A third variation is, of course, to skip the potluck. I didn’t even give any details there, but “How To Potluck” is (from a meetup perspective, if not a LessWrong perspective) perhaps worth a post of its own. The short version is, everyone tries to bring enough for more people than they’re bringing in their party, and not everyone brings chips, and then when a few people can’t bring something there’s still more than enough to go around.

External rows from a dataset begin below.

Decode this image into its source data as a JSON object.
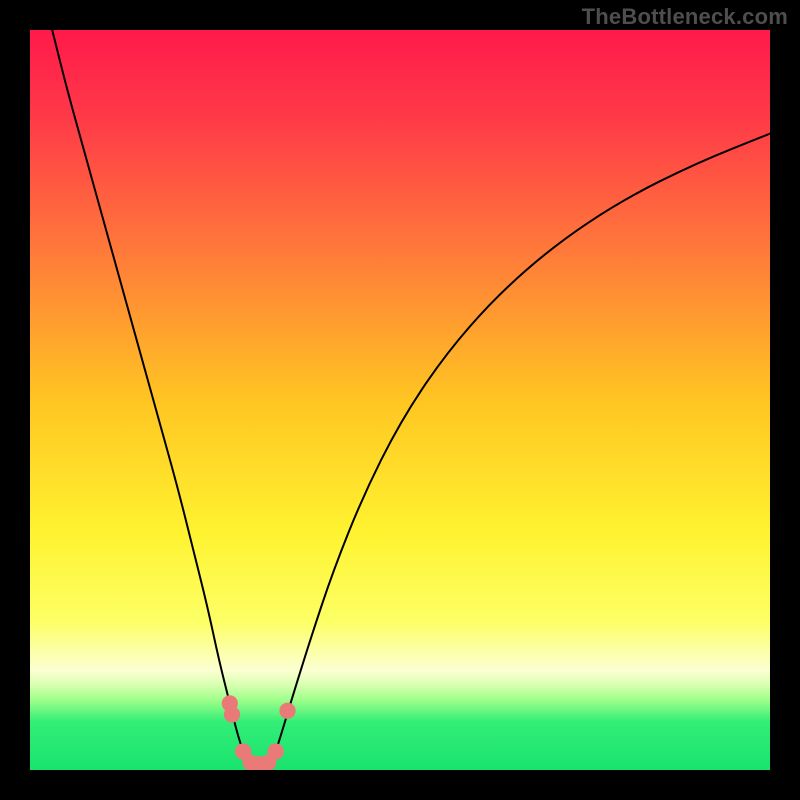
{
  "watermark": "TheBottleneck.com",
  "chart_data": {
    "type": "line",
    "title": "",
    "xlabel": "",
    "ylabel": "",
    "xlim": [
      0,
      100
    ],
    "ylim": [
      0,
      100
    ],
    "gradient_stops": [
      {
        "offset": 0.0,
        "color": "#ff1a4b"
      },
      {
        "offset": 0.12,
        "color": "#ff3a48"
      },
      {
        "offset": 0.3,
        "color": "#ff7a3a"
      },
      {
        "offset": 0.5,
        "color": "#ffc522"
      },
      {
        "offset": 0.68,
        "color": "#fff330"
      },
      {
        "offset": 0.8,
        "color": "#fdff66"
      },
      {
        "offset": 0.865,
        "color": "#fcffd2"
      },
      {
        "offset": 0.885,
        "color": "#d8ffb0"
      },
      {
        "offset": 0.905,
        "color": "#9fff8a"
      },
      {
        "offset": 0.935,
        "color": "#33ee77"
      },
      {
        "offset": 1.0,
        "color": "#19e36e"
      }
    ],
    "series": [
      {
        "name": "left-curve",
        "stroke": "#000000",
        "x": [
          3.0,
          5.0,
          7.5,
          10.0,
          12.5,
          15.0,
          17.5,
          20.0,
          22.0,
          24.0,
          25.5,
          27.0,
          28.0,
          28.8
        ],
        "y": [
          100.0,
          92.0,
          83.0,
          74.0,
          65.0,
          56.0,
          47.0,
          38.0,
          30.0,
          22.0,
          15.0,
          9.0,
          5.0,
          2.5
        ]
      },
      {
        "name": "right-curve",
        "stroke": "#000000",
        "x": [
          33.2,
          34.0,
          35.5,
          38.0,
          41.0,
          45.0,
          50.0,
          56.0,
          63.0,
          71.0,
          80.0,
          90.0,
          100.0
        ],
        "y": [
          2.5,
          5.0,
          10.0,
          18.0,
          27.0,
          37.0,
          47.0,
          56.0,
          64.0,
          71.0,
          77.0,
          82.0,
          86.0
        ]
      },
      {
        "name": "bottom-link",
        "stroke": "#e97a78",
        "x": [
          28.8,
          29.8,
          31.0,
          32.2,
          33.2
        ],
        "y": [
          2.5,
          1.0,
          0.8,
          1.0,
          2.5
        ]
      }
    ],
    "markers": [
      {
        "x": 27.0,
        "y": 9.0,
        "r": 1.1,
        "color": "#e97a78"
      },
      {
        "x": 27.3,
        "y": 7.5,
        "r": 1.1,
        "color": "#e97a78"
      },
      {
        "x": 28.8,
        "y": 2.5,
        "r": 1.1,
        "color": "#e97a78"
      },
      {
        "x": 29.8,
        "y": 1.0,
        "r": 1.1,
        "color": "#e97a78"
      },
      {
        "x": 31.0,
        "y": 0.8,
        "r": 1.1,
        "color": "#e97a78"
      },
      {
        "x": 32.2,
        "y": 1.0,
        "r": 1.1,
        "color": "#e97a78"
      },
      {
        "x": 33.2,
        "y": 2.5,
        "r": 1.1,
        "color": "#e97a78"
      },
      {
        "x": 34.8,
        "y": 8.0,
        "r": 1.1,
        "color": "#e97a78"
      }
    ]
  }
}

You can of course do this without music, without a reading, and without food, though at that point I think you’ve created a pure social meetup. Skipping the songs and potluck however gives you a reading group, and that's a solid and reliable meetup to run.
Notes: As written, this is a sermon with a different core text. I’m most familiar with small protestant churches (Community and Congregational, mostly) and am actually a pretty big fan of the format, but if you’ve attended one of the numerous other variations on a religious sermon you can likely see the arc I’m using. I’ve found it interesting to go to the meetings of other faiths and most are pretty comfortable with a stranger showing up for a service if you want to see what I’m talking about though; and if you’ve only ever been to one church, there may be some things you think of as universal that aren’t.
I tagged this as “maybe experimental?” because the two foundations of this setup are really well tested. We have a lot of history on what Abrahamic religious meetings look like. We also have a tradition in the Rationalist community of Secular Solstice, which is the most Church Service shaped thing I have ever seen which wasn’t a church service. Just, like, combine the two and it should be fine. This is practically just a reading and discussion group, and those are common. I think this is fine. Still, uh, note that I don't think anyone's tried combining them this overtly and casually.
I have mixed thoughts about what weekly renditions of the Secular Solstice song canon would do to ones experience of Big Annual Solstice. On the one hand, you are also creating common knowledge of how to sing them. On the other, repetition will likely make them feel less Special.
Also, please if you do this check your source text for errors, replication crisis induced or otherwise created. The hilarious failure mode here is for a Rationalist community to get stuck repeating old incorrect text because it's traditional, and by "hilarious" I mean "very ironic."
Not In A Box Warning: So, I’ve been writing a Meetups In A Box sequence about how to run specific kinds of meetup activities. This post uses the same format, but isn’t in that sequence. Why not? In brief, because I cannot put this in a box. I haven’t figured out how to give your community a skilled orator with a regular supply of lessons on rationalist texts. This is very obviously outlined based on what pastors do, and being a pastor is a part time job.